At the beginning of 2013, regulations of the Minister of Justice concerning, inter alia, abolishment of selected district courts, entered into force. Doubts have been reported whether, in the light of the new regulations, common courts in Poland have a legal basis for activity after 1 January 2013.

The HFHR has appealed to the National Council of the Judiciary to consider filing a motion to the Constitutional Court in order to verify the constitutionality of the regulations.

The Courts Act grants the Minister of Justice the authority to create and abolish courts as well as establish their seats and jurisdictions by means of regulations. At the beginning of 2013, two regulations by the Ministry entered into force: one on the abolishment of selected district courts and the other one on seats and jurisdictions of courts (including courts of appeal, circuit courts and district courts). The regulations repealed the previous regulations of the Minister of Justice from 2002 on the system of common courts.

In January 2013, doubts concerning the legal basis for court operation after 1 January 2013 were reported by “Iustitia”, the Association of Polish Judges. In the Association’s view, the regulation “does not establish any court. Neither does it refer to any previous legislation on establishment of courts. The regulation which contained the relevant reference was repealed by the new regulation. This means that since 1 January 2013, there has been no binding legislation establishing common courts in Poland apart from further regulations amending the regulation from 16 October 2002.” Consequently, from 1 January 2013 onwards “only one court of appeal, four circuit courts and 21 district courts have a legal basis for operation”.

In its appeal to the National Council of the Judiciary the HFHR indicated that the legislation in force after 1 January 2013 may also be interpreted differently, i.e. that in order to liquidate a court a separate decree is necessary. In this line of thinking, merely stating that the regulation establishing the abolishment of a court “is repealed” is insufficient.

“Repealing a regulation establishing a court does not result in the court’s liquidation, if it is not accompanied by a relevant regulation”, says Michał Szwast, HFHR’s lawyer. “According to this interpretation, establishing and abolishing a court may be seen as a singular act of application of law, although it is effected in the form of a regulation”, explains Michał Szwast.

The HFHR emphasised in its appeal that from the point of view of protection of human rights and freedoms the situation where the legal basis for functioning of most common courts in Poland is seriously questioned and interpreted inconsistently is not welcome. “One may imagine a situation where there will be attempts at undermining the legitimacy of the judgments issued after 1 January 2013 on the grounds that they were issued by a non-existent court.

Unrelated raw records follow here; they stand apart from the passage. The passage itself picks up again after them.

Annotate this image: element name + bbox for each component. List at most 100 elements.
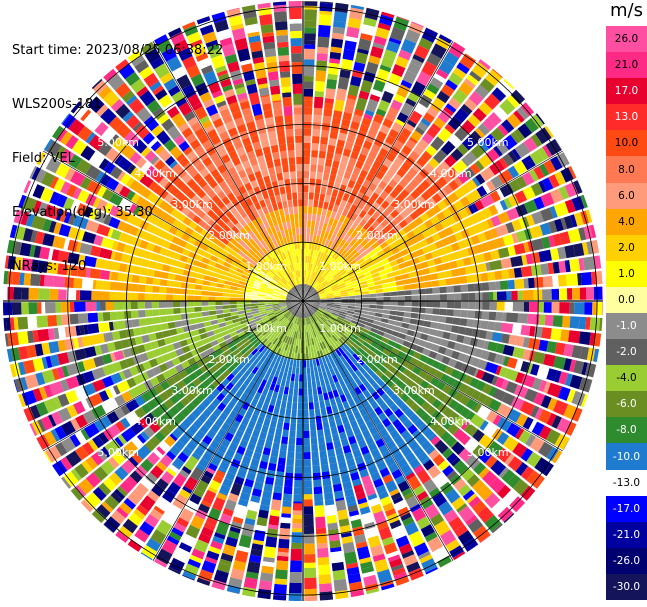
velocity-gate xyxy=(188,372,198,382)
velocity-gate xyxy=(250,398,259,407)
velocity-gate xyxy=(364,338,373,345)
velocity-gate xyxy=(231,156,241,166)
velocity-gate xyxy=(323,392,329,401)
velocity-gate xyxy=(400,359,410,368)
velocity-gate xyxy=(380,200,390,210)
velocity-gate xyxy=(166,287,174,294)
velocity-gate xyxy=(460,407,471,419)
velocity-gate xyxy=(304,554,316,563)
velocity-gate xyxy=(158,414,170,426)
velocity-gate xyxy=(232,78,244,86)
velocity-gate xyxy=(411,21,424,28)
velocity-gate xyxy=(482,118,496,132)
velocity-gate xyxy=(130,167,145,182)
velocity-gate xyxy=(266,287,274,292)
velocity-gate xyxy=(267,71,279,81)
velocity-gate xyxy=(337,280,345,286)
velocity-gate xyxy=(114,182,124,194)
velocity-gate xyxy=(305,255,308,263)
velocity-gate xyxy=(237,310,245,315)
velocity-gate xyxy=(311,256,315,264)
velocity-gate xyxy=(345,244,352,252)
velocity-gate xyxy=(205,104,219,117)
velocity-gate xyxy=(337,206,344,215)
velocity-gate xyxy=(558,288,568,300)
velocity-gate xyxy=(420,412,431,423)
velocity-gate xyxy=(341,416,350,425)
velocity-gate xyxy=(236,294,244,298)
velocity-gate xyxy=(265,476,275,485)
velocity-gate xyxy=(383,296,391,301)
velocity-gate xyxy=(73,278,83,289)
velocity-gate xyxy=(368,465,379,475)
velocity-gate xyxy=(55,145,67,160)
velocity-gate xyxy=(231,172,241,182)
velocity-gate xyxy=(406,230,416,240)
velocity-gate xyxy=(268,343,275,351)
velocity-gate xyxy=(557,274,567,287)
velocity-gate xyxy=(208,546,221,555)
velocity-gate xyxy=(444,270,453,278)
velocity-gate xyxy=(474,199,485,211)
velocity-gate xyxy=(342,352,349,361)
velocity-gate xyxy=(382,245,391,254)
velocity-gate xyxy=(330,46,342,54)
velocity-gate xyxy=(415,386,425,396)
velocity-gate xyxy=(303,374,307,382)
velocity-gate xyxy=(107,456,120,469)
velocity-gate xyxy=(157,338,166,348)
velocity-gate xyxy=(296,437,303,446)
velocity-gate xyxy=(507,150,518,163)
velocity-gate xyxy=(230,458,241,469)
velocity-gate xyxy=(340,438,350,447)
velocity-gate xyxy=(512,442,528,458)
velocity-gate xyxy=(371,373,380,382)
velocity-gate xyxy=(48,248,54,260)
velocity-gate xyxy=(265,117,275,126)
velocity-gate xyxy=(162,222,172,232)
velocity-gate xyxy=(181,533,196,548)
velocity-gate xyxy=(179,469,190,479)
velocity-gate xyxy=(340,58,353,72)
velocity-gate xyxy=(349,336,357,343)
velocity-gate xyxy=(319,296,327,299)
velocity-gate xyxy=(307,317,311,325)
velocity-gate xyxy=(326,275,333,282)
velocity-gate xyxy=(333,291,341,295)
velocity-gate xyxy=(273,248,279,256)
velocity-gate xyxy=(287,199,293,208)
velocity-gate xyxy=(385,250,394,258)
velocity-gate xyxy=(284,320,290,328)
velocity-gate xyxy=(303,234,307,242)
velocity-gate xyxy=(239,383,248,392)
velocity-gate xyxy=(338,314,346,320)
velocity-gate xyxy=(267,351,274,359)
velocity-gate xyxy=(279,237,285,246)
velocity-gate xyxy=(305,302,313,306)
velocity-gate xyxy=(156,461,167,472)
velocity-gate xyxy=(270,368,277,377)
velocity-gate xyxy=(248,345,256,353)
velocity-gate xyxy=(194,306,202,312)
velocity-gate xyxy=(255,263,263,270)
velocity-gate xyxy=(442,384,452,395)
velocity-gate xyxy=(279,296,287,299)
velocity-gate xyxy=(127,255,137,265)
velocity-gate xyxy=(488,281,497,291)
velocity-gate xyxy=(366,334,375,341)
velocity-gate xyxy=(438,460,450,472)
velocity-gate xyxy=(374,558,389,573)
velocity-gate xyxy=(378,444,389,455)
velocity-gate xyxy=(311,280,316,287)
velocity-gate xyxy=(409,318,418,325)
velocity-gate xyxy=(535,127,552,145)
velocity-gate xyxy=(283,285,290,291)
velocity-gate xyxy=(297,409,303,417)
velocity-gate xyxy=(344,201,352,211)
velocity-gate xyxy=(367,216,376,226)
velocity-gate xyxy=(440,373,450,383)
velocity-gate xyxy=(37,260,49,273)
velocity-gate xyxy=(376,345,385,353)
velocity-gate xyxy=(543,381,551,394)
velocity-gate xyxy=(263,175,271,184)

This may lead to a paralysis of the judiciary”, adds Mr Szwast.

The HFHR assessed that the current provisions fundamental for the functioning of common courts in Poland may infringe the following constitutionally guaranteed rights: the right to a hearing of one’s case before a competent court (article 45 (1) of the Constitution), the principle of statutory regulation of the courts’ organisational structure and jurisdiction and judicial procedures (Article 176 (2) of the Constitution) as well as the principle of clarity and definiteness of law derived from Article 2 of the Constitution.